If these deaths were matters of private grief, interest would be limited to the family and friends of the deceased, but a lone murderer bent on venting his rage against defenseless young women held two college campuses hostage during his two year reign of terror.
Coeds at The University of Michigan and Eastern Michigan University felt threatened by chronic fear. Parents whose hopes and dreams rested upon the fragile shoulders of their daughters lived in dread of getting a knock on the door from plainclothes policemen with the news that their daughter was the latest victim of the phantom killer.

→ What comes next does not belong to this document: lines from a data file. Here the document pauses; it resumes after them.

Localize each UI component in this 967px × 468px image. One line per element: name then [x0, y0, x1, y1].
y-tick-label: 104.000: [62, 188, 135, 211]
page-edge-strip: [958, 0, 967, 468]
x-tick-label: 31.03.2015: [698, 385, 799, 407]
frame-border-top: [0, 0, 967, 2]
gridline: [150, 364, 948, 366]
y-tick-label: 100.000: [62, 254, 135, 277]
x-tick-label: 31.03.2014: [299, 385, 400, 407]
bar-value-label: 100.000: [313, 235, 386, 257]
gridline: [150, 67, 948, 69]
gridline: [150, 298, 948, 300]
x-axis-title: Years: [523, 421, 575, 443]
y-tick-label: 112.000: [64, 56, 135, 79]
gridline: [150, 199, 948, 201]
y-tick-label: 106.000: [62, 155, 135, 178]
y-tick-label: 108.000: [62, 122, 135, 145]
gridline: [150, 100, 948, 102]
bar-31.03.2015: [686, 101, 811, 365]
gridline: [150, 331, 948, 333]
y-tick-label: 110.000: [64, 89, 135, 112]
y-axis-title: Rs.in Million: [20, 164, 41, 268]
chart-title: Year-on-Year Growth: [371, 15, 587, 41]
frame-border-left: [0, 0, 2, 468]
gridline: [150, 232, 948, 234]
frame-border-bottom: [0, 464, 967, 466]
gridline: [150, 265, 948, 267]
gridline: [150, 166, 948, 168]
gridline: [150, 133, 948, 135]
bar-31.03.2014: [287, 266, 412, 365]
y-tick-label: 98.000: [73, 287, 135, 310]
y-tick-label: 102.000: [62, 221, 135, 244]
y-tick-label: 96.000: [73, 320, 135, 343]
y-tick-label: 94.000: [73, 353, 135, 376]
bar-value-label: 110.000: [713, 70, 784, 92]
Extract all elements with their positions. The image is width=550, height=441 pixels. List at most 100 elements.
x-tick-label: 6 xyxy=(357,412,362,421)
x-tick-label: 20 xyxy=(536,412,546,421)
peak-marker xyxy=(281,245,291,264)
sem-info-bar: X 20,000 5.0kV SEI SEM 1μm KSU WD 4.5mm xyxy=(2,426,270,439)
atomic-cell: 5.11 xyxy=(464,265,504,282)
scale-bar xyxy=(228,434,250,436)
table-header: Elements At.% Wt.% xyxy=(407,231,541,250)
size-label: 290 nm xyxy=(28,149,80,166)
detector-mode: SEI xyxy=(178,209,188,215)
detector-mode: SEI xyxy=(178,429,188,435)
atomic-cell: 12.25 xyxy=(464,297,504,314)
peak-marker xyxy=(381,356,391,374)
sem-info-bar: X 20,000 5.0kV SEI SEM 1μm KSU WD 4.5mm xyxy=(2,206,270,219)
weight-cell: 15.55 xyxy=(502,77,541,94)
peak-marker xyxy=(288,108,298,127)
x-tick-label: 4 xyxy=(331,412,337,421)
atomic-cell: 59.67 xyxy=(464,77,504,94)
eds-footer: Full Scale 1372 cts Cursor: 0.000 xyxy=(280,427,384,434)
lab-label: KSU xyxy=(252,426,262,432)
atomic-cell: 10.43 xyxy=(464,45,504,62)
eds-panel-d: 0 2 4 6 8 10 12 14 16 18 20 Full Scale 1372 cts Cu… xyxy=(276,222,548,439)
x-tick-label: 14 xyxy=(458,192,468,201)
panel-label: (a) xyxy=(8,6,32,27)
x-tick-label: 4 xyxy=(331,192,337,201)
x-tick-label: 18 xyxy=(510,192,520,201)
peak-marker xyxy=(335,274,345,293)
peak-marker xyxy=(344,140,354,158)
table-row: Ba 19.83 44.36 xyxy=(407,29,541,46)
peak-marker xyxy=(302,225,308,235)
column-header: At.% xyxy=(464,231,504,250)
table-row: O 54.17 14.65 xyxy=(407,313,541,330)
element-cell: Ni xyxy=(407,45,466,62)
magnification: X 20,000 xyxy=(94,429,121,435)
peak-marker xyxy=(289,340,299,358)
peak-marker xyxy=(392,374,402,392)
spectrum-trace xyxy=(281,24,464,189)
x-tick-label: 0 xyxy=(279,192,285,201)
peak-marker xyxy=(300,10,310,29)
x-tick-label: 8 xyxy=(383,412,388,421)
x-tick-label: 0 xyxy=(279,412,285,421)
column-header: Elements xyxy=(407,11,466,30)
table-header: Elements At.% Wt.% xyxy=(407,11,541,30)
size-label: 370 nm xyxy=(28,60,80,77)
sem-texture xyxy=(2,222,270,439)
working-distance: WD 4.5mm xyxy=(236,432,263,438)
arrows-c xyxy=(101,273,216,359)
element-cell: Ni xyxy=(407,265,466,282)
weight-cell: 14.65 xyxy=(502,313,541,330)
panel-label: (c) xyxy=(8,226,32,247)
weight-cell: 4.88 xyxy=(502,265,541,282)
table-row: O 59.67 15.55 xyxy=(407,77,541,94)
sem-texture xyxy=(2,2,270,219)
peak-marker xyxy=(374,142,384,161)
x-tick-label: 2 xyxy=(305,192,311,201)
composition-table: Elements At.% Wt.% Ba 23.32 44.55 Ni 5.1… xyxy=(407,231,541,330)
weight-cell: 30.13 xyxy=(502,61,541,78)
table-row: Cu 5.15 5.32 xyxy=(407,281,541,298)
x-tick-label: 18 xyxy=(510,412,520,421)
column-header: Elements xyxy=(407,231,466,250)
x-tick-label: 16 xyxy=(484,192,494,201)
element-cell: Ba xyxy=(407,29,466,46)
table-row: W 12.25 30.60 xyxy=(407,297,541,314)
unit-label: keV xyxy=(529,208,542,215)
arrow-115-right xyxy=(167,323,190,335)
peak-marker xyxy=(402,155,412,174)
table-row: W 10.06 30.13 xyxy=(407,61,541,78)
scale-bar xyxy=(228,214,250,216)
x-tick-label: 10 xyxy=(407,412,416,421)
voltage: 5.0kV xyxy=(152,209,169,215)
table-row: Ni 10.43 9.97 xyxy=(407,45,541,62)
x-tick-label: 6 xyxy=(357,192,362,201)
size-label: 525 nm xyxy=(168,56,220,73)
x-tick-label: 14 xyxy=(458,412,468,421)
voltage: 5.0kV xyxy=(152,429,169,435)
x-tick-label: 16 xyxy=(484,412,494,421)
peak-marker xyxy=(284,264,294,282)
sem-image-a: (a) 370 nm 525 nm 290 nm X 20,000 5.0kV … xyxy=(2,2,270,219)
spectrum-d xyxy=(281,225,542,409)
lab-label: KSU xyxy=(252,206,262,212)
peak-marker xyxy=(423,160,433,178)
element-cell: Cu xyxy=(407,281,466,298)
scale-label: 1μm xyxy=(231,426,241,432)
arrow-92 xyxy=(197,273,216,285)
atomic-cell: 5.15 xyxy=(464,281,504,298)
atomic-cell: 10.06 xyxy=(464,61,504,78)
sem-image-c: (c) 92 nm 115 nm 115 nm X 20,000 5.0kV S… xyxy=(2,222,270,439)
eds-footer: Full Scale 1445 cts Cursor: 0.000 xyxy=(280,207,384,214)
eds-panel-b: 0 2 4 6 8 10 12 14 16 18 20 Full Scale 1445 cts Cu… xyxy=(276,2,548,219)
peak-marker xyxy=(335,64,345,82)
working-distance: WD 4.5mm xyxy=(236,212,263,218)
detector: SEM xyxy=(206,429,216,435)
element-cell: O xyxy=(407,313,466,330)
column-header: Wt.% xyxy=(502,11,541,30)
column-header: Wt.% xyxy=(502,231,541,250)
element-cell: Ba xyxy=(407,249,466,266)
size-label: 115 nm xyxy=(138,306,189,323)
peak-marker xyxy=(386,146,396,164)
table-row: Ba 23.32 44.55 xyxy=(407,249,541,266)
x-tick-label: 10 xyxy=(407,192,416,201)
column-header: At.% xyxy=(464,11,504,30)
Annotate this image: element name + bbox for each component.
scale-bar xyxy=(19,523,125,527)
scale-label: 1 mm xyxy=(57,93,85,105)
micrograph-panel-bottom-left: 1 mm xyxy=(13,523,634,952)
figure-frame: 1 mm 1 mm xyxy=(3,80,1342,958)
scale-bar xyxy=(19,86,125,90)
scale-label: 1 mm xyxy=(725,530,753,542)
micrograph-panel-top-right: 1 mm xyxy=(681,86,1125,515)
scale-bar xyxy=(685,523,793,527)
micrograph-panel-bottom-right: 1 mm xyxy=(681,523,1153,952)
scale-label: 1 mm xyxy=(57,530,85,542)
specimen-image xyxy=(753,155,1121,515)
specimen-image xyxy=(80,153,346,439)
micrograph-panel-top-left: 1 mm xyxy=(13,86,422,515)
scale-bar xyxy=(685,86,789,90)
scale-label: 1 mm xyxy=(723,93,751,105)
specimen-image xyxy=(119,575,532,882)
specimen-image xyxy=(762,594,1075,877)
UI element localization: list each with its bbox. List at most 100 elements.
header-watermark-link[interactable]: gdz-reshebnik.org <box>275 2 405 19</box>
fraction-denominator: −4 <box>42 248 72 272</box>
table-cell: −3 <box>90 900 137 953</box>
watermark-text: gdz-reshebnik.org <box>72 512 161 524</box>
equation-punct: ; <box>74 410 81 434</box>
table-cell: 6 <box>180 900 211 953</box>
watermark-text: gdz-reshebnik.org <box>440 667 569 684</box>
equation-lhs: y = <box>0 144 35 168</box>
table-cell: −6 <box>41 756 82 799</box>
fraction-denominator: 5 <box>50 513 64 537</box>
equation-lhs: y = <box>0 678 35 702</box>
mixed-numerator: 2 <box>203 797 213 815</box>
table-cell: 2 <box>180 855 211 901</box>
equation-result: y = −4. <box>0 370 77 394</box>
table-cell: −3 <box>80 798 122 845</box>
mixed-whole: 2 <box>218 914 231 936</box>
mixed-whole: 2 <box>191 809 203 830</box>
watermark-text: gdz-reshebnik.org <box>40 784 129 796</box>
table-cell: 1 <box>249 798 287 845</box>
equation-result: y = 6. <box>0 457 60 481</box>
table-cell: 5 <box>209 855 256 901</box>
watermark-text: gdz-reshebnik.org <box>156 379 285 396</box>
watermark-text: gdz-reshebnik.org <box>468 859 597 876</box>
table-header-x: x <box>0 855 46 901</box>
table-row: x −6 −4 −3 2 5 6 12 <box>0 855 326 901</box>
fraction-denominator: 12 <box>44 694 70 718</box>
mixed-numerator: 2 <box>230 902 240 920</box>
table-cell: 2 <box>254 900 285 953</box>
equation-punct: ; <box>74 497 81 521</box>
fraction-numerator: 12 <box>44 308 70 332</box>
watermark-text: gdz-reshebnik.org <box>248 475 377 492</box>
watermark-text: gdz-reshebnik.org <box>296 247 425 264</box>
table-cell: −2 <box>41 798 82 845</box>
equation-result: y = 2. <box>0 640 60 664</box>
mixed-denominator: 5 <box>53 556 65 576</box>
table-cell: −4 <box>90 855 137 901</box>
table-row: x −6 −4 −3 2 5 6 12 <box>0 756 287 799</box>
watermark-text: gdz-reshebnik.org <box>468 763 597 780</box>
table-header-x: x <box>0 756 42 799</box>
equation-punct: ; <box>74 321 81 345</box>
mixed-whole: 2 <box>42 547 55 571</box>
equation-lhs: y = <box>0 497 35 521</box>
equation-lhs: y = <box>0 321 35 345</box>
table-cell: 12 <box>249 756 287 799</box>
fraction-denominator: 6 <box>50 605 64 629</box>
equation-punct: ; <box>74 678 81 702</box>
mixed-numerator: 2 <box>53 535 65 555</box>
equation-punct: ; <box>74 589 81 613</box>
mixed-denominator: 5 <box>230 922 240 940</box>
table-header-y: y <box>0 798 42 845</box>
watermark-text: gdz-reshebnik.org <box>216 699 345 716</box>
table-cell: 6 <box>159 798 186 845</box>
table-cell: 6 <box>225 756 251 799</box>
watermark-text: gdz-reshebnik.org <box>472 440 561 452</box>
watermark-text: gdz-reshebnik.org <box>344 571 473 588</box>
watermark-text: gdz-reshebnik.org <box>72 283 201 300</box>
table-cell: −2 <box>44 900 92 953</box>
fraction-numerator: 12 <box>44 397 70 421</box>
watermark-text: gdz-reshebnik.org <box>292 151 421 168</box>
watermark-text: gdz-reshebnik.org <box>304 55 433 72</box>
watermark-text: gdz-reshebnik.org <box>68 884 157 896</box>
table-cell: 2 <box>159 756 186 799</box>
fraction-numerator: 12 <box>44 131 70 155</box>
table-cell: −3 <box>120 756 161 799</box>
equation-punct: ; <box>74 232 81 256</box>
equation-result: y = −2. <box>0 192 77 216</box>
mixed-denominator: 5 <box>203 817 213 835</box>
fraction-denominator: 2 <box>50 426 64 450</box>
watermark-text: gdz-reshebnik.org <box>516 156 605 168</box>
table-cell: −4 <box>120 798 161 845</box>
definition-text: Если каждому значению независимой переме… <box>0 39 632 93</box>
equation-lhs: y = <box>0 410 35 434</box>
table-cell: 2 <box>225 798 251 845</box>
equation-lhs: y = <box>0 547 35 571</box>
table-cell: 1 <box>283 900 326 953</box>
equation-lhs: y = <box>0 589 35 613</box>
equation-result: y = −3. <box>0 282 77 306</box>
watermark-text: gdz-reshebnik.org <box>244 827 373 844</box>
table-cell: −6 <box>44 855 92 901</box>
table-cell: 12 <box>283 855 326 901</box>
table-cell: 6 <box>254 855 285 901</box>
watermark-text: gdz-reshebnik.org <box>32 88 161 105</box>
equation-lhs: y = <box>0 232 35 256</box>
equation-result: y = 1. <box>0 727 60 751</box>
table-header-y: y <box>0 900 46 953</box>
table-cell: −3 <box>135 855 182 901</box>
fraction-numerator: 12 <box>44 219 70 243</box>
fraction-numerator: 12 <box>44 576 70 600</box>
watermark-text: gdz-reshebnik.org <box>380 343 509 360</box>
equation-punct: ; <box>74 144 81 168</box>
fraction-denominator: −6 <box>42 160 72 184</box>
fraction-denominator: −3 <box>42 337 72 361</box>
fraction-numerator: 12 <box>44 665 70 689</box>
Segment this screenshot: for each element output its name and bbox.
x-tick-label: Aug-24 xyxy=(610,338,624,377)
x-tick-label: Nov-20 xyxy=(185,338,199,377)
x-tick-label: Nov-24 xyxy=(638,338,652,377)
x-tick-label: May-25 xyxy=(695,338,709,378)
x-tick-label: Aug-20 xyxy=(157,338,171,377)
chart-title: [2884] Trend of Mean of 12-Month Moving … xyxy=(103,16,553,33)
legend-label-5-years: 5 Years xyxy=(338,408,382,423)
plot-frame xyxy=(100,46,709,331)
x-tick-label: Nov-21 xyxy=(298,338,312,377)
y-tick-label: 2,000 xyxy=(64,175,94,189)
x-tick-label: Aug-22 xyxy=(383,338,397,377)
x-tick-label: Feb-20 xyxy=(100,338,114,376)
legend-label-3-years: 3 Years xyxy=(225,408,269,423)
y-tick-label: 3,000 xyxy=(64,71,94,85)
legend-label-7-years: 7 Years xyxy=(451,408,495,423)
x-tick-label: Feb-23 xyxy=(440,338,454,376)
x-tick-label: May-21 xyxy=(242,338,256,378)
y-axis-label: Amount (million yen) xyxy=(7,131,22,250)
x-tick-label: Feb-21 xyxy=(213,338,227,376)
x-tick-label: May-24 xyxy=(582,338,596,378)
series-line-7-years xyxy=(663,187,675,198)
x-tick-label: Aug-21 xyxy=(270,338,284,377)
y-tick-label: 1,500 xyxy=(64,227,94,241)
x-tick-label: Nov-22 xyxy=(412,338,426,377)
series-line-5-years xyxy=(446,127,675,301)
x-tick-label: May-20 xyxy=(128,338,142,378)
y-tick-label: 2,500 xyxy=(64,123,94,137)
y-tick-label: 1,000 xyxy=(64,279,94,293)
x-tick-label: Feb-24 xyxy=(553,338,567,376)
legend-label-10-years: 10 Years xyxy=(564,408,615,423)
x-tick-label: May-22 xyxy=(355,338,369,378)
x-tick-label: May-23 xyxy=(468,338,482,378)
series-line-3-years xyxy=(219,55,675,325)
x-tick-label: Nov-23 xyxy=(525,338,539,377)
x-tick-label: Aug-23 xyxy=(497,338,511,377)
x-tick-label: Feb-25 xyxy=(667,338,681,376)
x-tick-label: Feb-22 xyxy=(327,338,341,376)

When a sixteen year old Romulus, Michigan, girl and a local Ypsilanti thirteen year old junior high school student were found murdered only twenty-two days apart, the entire city of Ypsilanti went into panic mode.
The murderer was no longer killing only college girls - every young woman in town was now a potential victim of this at-large killer, and police were no closer to making an arrest than they had been with the murder of the first victim almost two years before.
Only two of the eight families of victims ever had their day in court - the Beinemans in 1970 and the Mixers in 2005. After forty-five years, most of the parents of the victims have gone to their graves never to see justice done on their daughter's killer.
It is a persistent wound carried by the brothers, sisters, cousins, and friends of the victims. But generations further removed from those times want to know the facts about what happened to their relatives and the man accused of killing them.
Comments on John Norman Collins websites show a remarkable amount of misinformation about these cases. Some people have elevated Collins to the status of a folk hero who was falsely imprisoned for the deeds of another, then scapegoated and railroaded by Washtenaw County law enforcement officials anxious to prosecute this case. When the actual details and facts of these murders are generally known, it is my hope that such people will disabuse themselves of those notions.
Many young people in Ypsilanti and Ann Arbor would like to know more about their history and discover what their grandparents and parents never knew, the full evidence as it exists in the unsolved murders of these six young women.
A debt to history must be paid. The facts of these cases need to be documented and preserved for posterity, so time doesn't swallow up the memory of these young women whose fatal error was not recognizing danger before it was too late.